Put your middle finger back where it belongs; directed toward the chaos and darkness

We might just be directing our frustration at the party in closest proximity. It makes our outrage simply an expulsion of rattling irritation and drains it of the values it purports to express.  It also generates a demand for an otherwise unnecessary apology. We are just adding to our list of hanging unfulfilled apologies and not actual lightening what is dark for us or calming what is chaos.  Those we love the most, or spend the most time with are incidentally in the path of our frustrated energy.

Here is what I mean, if you have a terrible drive home and there is inexplicable traffic, I do not care how evolved you are, humans are not meant to live bumper next to bumper for long stretches of time. I have heard yogis tell me that in their enlightened condition after class they are not subject to the vagaries of the common human. You don’t believe that, do you? You shouldn’t and I don’t.  You have created in your system the energy of driving properly and keeping the car and its passengers safe against the challenges of every other obstacle in a commute.  It is extra building energy in your system and it is not sweet loving energy.

When you arrive home or your destination, you may be able to hold onto it briefly,  but at some point that energy converts and releases.  This sounds like the description of another type of conversion we do that is more gastrointestinal.  But, it is like that.  It is more often than not directed at someone or thing completely unrelated to the source of your agitation.  I mean, we all get this.  There is just a time delay in our awareness.  I think we should figure out how to be more immediate.  We should let out in real time.  Don’t get out of the car.  Let anyone else out.  Sit quietly and let out what I would like to refer to as a the urban dwellers version of the primal scream.
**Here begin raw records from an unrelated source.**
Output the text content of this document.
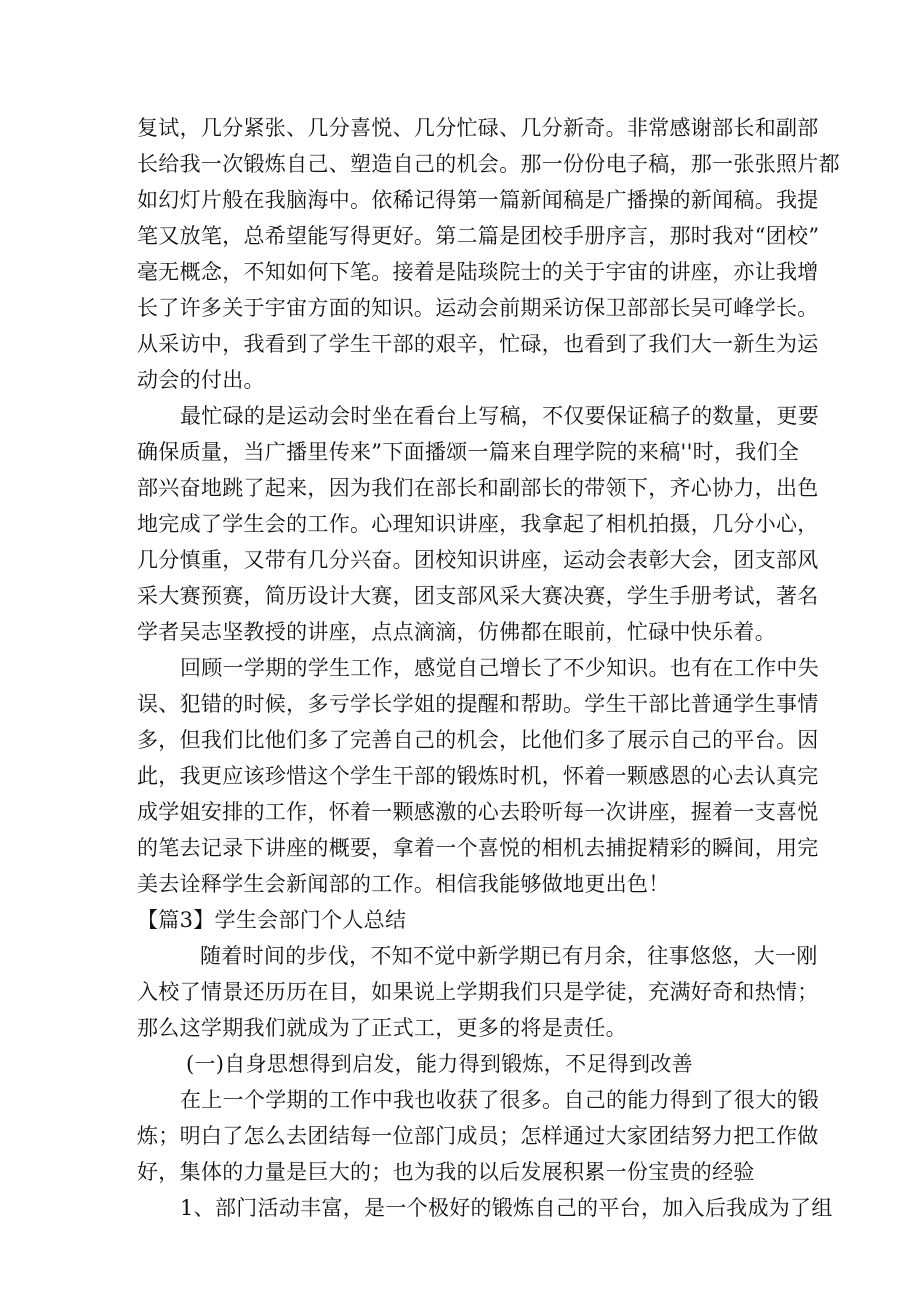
复试，几分紧张、几分喜悦、几分忙碌、几分新奇。非常感谢部长和副部
长给我一次锻炼自己、塑造自己的机会。那一份份电子稿，那一张张照片都
如幻灯片般在我脑海中。依稀记得第一篇新闻稿是广播操的新闻稿。我提
笔又放笔，总希望能写得更好。第二篇是团校手册序言，那时我对“团校”
毫无概念，不知如何下笔。接着是陆琰院士的关于宇宙的讲座，亦让我增
长了许多关于宇宙方面的知识。运动会前期采访保卫部部长吴可峰学长。
从采访中，我看到了学生干部的艰辛，忙碌，也看到了我们大一新生为运
动会的付出。
最忙碌的是运动会时坐在看台上写稿，不仅要保证稿子的数量，更要
确保质量，当广播里传来”下面播颂一篇来自理学院的来稿''时，我们全
部兴奋地跳了起来，因为我们在部长和副部长的带领下，齐心协力，出色
地完成了学生会的工作。心理知识讲座，我拿起了相机拍摄，几分小心，
几分慎重，又带有几分兴奋。团校知识讲座，运动会表彰大会，团支部风
采大赛预赛，简历设计大赛，团支部风采大赛决赛，学生手册考试，著名
学者吴志坚教授的讲座，点点滴滴，仿佛都在眼前，忙碌中快乐着。
回顾一学期的学生工作，感觉自己增长了不少知识。也有在工作中失
误、犯错的时候，多亏学长学姐的提醒和帮助。学生干部比普通学生事情
多，但我们比他们多了完善自己的机会，比他们多了展示自己的平台。因
此，我更应该珍惜这个学生干部的锻炼时机，怀着一颗感恩的心去认真完
成学姐安排的工作，怀着一颗感激的心去聆听每一次讲座，握着一支喜悦
的笔去记录下讲座的概要，拿着一个喜悦的相机去捕捉精彩的瞬间，用完
美去诠释学生会新闻部的工作。相信我能够做地更出色！
【篇3】学生会部门个人总结
随着时间的步伐，不知不觉中新学期已有月余，往事悠悠，大一刚
入校了情景还历历在目，如果说上学期我们只是学徒，充满好奇和热情；
那么这学期我们就成为了正式工，更多的将是责任。
(一)自身思想得到启发，能力得到锻炼，不足得到改善
在上一个学期的工作中我也收获了很多。自己的能力得到了很大的锻
炼；明白了怎么去团结每一位部门成员；怎样通过大家团结努力把工作做
好，集体的力量是巨大的；也为我的以后发展积累一份宝贵的经验
1、部门活动丰富，是一个极好的锻炼自己的平台，加入后我成为了组
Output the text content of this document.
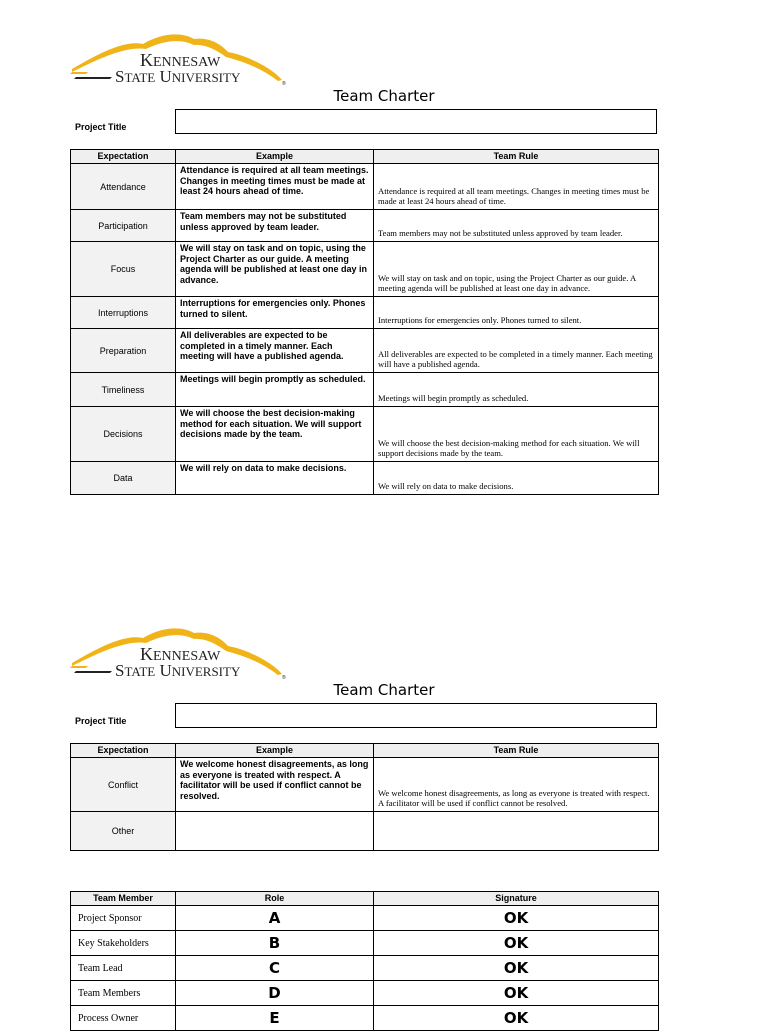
KENNESAW
STATE UNIVERSITY	®
Team Charter
Project Title
Expectation	Example	Team Rule
Attendance	Attendance is required at all team meetings. Changes in meeting times must be made at least 24 hours ahead of time.	Attendance is required at all team meetings. Changes in meeting times must be made at least 24 hours ahead of time.
Participation	Team members may not be substituted unless approved by team leader.	Team members may not be substituted unless approved by team leader.
Focus	We will stay on task and on topic, using the Project Charter as our guide. A meeting agenda will be published at least one day in advance.	We will stay on task and on topic, using the Project Charter as our guide. A meeting agenda will be published at least one day in advance.
Interruptions	Interruptions for emergencies only. Phones turned to silent.	Interruptions for emergencies only. Phones turned to silent.
Preparation	All deliverables are expected to be completed in a timely manner. Each meeting will have a published agenda.	All deliverables are expected to be completed in a timely manner. Each meeting will have a published agenda.
Timeliness	Meetings will begin promptly as scheduled.	Meetings will begin promptly as scheduled.
Decisions	We will choose the best decision-making method for each situation. We will support decisions made by the team.	We will choose the best decision-making method for each situation. We will support decisions made by the team.
Data	We will rely on data to make decisions.	We will rely on data to make decisions.
KENNESAW
STATE UNIVERSITY	®
Team Charter
Project Title
Expectation	Example	Team Rule
Conflict	We welcome honest disagreements, as long as everyone is treated with respect. A facilitator will be used if conflict cannot be resolved.	We welcome honest disagreements, as long as everyone is treated with respect. A facilitator will be used if conflict cannot be resolved.
Other		
Team Member	Role	Signature
Project Sponsor	A	OK
Key Stakeholders	B	OK
Team Lead	C	OK
Team Members	D	OK
Process Owner	E	OK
Studies show that those who release in the form of cursing feel measurably better and sometimes show reduction in their level of pain on an objective scale.  This may mean that what we have termed bad words can take the charge of your anger and frustration and handle one for the family team.  I don’t think indiscriminate cursing is a great idea, but what about finely tuned, purposely generated and not specifically directed.  A curse at the air, if you will.  I say be creative with it also.  Use curse adjectives and really explicit modifiers before you get to the biggest baddest words.  These are words.  But they feel good and should not be leveled at people.  But, my dashboard has graciously accepted its role in my life.

You can choose quieter means, for sure, but I don’t think we should give ourselves too much credit.  We are capable of great deeds of injustice towards innocent parties who move into our line of site at the wrong moment.  What I am advocating for is clarity about that and quick and well, dirty option to clean up the remains of the day.  Busy times call for efficient measures.

So, redirect the middle finger to nothing in particular or let a full on expletive go into the void.  Then return to your regularly scheduled programming with love and a big sigh.